Vuelvo al banco, dirijo la mirada a la claraboya, tengo la absurda esperanza de que un rayo de luz se cuele a través de la cortina, pero nada, es una fiera cancerbera que no permitirá que eso suceda. Cierro los ojos imaginando colores y no lo consigo, temo que mi capacidad de soñar también se esté diluyendo. Siento ruidos tras la puerta y abro los ojos. Nada. De repente, la tapa que tiene en el centro se abre y una bandeja cae de golpe, el ruido me sobresalta. Una voz mecánica dice —deposite su solicitud y aguarde—.

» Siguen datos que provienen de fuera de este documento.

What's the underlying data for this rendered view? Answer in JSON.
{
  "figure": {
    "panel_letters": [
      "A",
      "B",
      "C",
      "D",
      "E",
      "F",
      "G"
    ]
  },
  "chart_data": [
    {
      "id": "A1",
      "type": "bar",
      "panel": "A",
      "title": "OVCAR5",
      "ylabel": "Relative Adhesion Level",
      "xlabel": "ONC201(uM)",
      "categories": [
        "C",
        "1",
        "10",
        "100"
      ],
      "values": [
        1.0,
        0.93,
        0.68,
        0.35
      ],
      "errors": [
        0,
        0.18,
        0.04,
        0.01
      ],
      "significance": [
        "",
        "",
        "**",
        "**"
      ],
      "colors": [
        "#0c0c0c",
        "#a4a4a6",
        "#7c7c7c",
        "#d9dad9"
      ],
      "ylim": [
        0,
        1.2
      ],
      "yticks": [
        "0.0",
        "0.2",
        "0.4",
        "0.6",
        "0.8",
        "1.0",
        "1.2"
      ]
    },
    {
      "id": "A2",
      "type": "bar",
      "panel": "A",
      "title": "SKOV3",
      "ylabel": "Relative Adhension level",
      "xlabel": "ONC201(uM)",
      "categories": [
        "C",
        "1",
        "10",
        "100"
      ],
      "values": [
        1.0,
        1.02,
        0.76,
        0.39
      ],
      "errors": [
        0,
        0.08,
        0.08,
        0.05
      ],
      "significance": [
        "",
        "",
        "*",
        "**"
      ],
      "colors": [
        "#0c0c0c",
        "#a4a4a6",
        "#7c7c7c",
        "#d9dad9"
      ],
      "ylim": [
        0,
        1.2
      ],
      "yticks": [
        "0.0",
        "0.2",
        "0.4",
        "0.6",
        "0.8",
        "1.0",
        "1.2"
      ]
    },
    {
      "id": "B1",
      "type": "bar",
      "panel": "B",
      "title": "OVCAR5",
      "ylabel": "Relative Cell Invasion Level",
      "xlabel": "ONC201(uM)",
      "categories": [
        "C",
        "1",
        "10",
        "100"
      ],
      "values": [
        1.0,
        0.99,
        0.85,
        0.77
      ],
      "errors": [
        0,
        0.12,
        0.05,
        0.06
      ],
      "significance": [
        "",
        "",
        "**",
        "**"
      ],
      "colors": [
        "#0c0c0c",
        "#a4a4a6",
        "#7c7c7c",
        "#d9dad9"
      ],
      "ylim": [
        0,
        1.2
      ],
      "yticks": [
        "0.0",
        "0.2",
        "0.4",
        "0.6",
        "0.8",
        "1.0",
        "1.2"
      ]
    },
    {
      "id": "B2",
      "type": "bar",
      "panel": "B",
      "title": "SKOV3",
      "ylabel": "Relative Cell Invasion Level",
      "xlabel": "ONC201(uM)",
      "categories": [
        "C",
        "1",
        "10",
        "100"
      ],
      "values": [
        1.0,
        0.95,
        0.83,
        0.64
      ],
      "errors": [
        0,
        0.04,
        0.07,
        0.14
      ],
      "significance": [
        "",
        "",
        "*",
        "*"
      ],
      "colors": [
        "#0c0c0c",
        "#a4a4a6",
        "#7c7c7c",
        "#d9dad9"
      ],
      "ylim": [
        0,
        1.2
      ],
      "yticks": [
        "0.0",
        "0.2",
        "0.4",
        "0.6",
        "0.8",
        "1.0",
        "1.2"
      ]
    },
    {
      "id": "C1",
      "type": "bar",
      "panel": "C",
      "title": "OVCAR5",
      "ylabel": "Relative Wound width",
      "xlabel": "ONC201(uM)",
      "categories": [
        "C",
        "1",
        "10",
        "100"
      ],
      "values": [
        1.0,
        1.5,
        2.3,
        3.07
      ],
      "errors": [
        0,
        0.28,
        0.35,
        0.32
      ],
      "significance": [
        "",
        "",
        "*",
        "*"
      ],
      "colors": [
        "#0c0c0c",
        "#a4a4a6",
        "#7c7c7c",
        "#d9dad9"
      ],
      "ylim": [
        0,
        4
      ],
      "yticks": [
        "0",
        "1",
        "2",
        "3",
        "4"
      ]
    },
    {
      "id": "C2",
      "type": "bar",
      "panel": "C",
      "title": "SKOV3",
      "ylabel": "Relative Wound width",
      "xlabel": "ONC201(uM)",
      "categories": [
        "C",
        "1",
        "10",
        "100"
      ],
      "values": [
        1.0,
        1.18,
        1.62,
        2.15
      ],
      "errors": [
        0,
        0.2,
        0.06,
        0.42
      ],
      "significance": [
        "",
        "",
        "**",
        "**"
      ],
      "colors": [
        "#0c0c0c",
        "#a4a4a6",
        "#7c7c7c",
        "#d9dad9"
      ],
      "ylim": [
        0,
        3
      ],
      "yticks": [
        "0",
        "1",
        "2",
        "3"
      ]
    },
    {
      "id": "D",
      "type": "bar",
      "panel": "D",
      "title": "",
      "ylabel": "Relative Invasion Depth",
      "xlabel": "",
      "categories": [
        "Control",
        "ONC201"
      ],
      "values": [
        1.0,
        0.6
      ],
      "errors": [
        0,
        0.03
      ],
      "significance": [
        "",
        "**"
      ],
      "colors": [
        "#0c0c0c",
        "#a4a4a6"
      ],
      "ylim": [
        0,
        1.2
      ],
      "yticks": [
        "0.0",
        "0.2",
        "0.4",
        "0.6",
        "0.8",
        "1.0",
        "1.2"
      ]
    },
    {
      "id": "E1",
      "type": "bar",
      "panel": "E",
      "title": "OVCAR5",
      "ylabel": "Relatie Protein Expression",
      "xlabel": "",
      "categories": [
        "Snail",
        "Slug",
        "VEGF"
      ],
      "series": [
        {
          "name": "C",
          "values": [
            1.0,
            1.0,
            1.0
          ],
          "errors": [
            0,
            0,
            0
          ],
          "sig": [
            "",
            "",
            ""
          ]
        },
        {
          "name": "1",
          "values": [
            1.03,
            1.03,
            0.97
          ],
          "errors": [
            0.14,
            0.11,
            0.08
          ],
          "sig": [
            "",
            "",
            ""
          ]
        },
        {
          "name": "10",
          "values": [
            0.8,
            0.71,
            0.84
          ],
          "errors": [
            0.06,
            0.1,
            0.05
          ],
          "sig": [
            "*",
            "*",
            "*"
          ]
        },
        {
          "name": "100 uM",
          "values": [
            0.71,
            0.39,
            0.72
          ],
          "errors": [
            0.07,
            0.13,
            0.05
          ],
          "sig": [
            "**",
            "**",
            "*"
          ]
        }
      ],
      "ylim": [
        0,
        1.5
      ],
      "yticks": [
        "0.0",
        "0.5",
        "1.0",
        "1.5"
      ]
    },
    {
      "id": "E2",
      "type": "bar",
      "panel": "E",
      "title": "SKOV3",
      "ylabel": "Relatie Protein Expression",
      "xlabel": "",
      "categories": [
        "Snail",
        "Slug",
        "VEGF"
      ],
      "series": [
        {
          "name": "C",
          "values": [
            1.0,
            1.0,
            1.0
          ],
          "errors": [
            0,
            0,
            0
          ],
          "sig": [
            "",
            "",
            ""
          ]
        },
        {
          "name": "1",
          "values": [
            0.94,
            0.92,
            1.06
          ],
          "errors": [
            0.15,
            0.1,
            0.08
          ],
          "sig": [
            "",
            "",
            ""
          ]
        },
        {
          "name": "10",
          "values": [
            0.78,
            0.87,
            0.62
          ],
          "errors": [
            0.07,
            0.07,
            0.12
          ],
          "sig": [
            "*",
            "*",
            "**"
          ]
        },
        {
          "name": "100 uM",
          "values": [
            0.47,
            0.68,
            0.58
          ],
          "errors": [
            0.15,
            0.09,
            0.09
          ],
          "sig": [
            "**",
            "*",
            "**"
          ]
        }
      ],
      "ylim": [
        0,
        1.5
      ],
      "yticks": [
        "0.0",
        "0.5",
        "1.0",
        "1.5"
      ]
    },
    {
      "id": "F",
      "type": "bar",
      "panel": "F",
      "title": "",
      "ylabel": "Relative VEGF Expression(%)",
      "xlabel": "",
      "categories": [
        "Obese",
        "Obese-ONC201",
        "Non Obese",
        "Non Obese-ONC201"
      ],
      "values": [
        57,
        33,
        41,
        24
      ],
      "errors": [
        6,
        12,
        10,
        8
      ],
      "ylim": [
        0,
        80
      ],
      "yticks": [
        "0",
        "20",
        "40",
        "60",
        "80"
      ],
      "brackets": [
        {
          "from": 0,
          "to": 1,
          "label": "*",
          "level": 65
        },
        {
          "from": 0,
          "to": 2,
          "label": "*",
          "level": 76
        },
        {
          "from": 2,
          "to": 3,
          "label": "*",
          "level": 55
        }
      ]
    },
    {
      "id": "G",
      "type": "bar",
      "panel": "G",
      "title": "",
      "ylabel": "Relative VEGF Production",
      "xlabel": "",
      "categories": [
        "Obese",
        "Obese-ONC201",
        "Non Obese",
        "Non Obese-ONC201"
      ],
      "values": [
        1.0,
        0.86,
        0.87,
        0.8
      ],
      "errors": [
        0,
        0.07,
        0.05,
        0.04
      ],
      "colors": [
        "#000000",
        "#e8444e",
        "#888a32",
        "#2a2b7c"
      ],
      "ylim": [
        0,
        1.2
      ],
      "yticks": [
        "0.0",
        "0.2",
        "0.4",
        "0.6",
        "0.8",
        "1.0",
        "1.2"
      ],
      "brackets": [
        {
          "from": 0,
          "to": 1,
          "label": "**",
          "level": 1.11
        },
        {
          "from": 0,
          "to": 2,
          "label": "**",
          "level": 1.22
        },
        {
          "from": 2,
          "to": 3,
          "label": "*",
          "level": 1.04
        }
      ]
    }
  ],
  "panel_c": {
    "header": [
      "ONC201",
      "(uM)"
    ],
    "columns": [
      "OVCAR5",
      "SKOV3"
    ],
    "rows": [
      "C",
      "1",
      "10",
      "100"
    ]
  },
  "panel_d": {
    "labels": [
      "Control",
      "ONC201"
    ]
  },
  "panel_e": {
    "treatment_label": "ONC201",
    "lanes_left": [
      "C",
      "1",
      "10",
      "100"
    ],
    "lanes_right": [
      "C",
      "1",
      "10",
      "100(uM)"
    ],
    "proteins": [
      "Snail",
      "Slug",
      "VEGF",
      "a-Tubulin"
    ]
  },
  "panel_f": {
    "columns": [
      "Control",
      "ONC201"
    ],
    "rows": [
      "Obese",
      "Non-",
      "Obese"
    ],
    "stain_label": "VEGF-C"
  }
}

Obedezco. Meto el formulario en la ranura, pero algo en mí se resiste: no sé si fue mi nombre lo que entregué o mi última certeza. La tapa se cierra de golpe. El sonido metálico reverbera un instante, luego todo vuelve al silencio. Otra vez el banco. Otra vez el frío. Me acaricio las yemas de los dedos y miro si aún tengo huellas dactilares. Me invade una sospecha absurda: ¿y si lo que esperan de mí no es una solicitud, sino una renuncia?

Recuerdo la última vez que soñé, pero no puedo ver las figuras ni oír sus voces, solo siluetas grises desfilando en formación. Abro los ojos, me angustia esa imagen.

Me incorporo otra vez. El banco parece más bajo, como si quisiera retenerme. Camino hasta la puerta, despacio, como si estuviera pisando en falso sobre la realidad. La toco. No cede. No tiene picaporte. Solo esa tapa en el centro, muda ahora, como si nunca hubiera hablado. Acerco la oreja: silencio. Pero lo extraño no es la ausencia de sonido, sino la certeza de que alguien me escucha desde el otro lado.

Me sorprendo hablando en voz baja, apenas un murmullo.

—¿Qué se espera de mí? — La respuesta no llega. El aire se vuelve más espeso y juro que veo a la puerta inflarse levemente, como si respirara

Doy un paso atrás. Vuelvo a sentarme, pero ahora lo hago con torpeza, como si el banco me rechazara. La habitación no ha cambiado, y sin embargo todo se siente distinto. Me duele la espera, pero más me duele saber que no sé qué estoy esperando. Entonces la veo: una figura en el rincón opuesto. No sé cuánto tiempo lleva allí. Está inmóvil, con un formulario en las manos, la mirada perdida. Quisiera hablarle, preguntarle si lo llamaron, si entiende algo de este proceso, pero temo que su respuesta sea un espejo.

Me siento miserable, una rata acurrucada en un ángulo. Me aterra esa figura y no me atrevo a acercarme. Ya no sé qué estoy haciendo acá, si soy el que está en este banco o la figura a mi frente. Intentando escapar cierro los ojos, me quedo así, buscando un color, un aroma, una voz afectuosa. Nada. Los abro, los vuelvo a cerrar para abrirlos nuevamente: la figura no está, desapareció.

Me levanto y miro a mi alrededor, el banco parece más lejano. Dudo si fue ahí donde me senté o si es otro banco. Dudo si alguna vez me senté. La claraboya ya no tiene cortina. O tal vez nunca la tuvo.

La tapa cae nuevamente, el ruido vuelve a sobresaltarme. En la bandeja veo el formulario. Temblando, me acerco y lo agarro. En el centro está cruzado por un sello enorme y debajo una leyenda que dice:

SOLICITUD DENEGADA

El sujeto no ha logrado superar la prueba y demostrar que existe, que no es una mera sombra de lo que fue, solo un resto absurdo.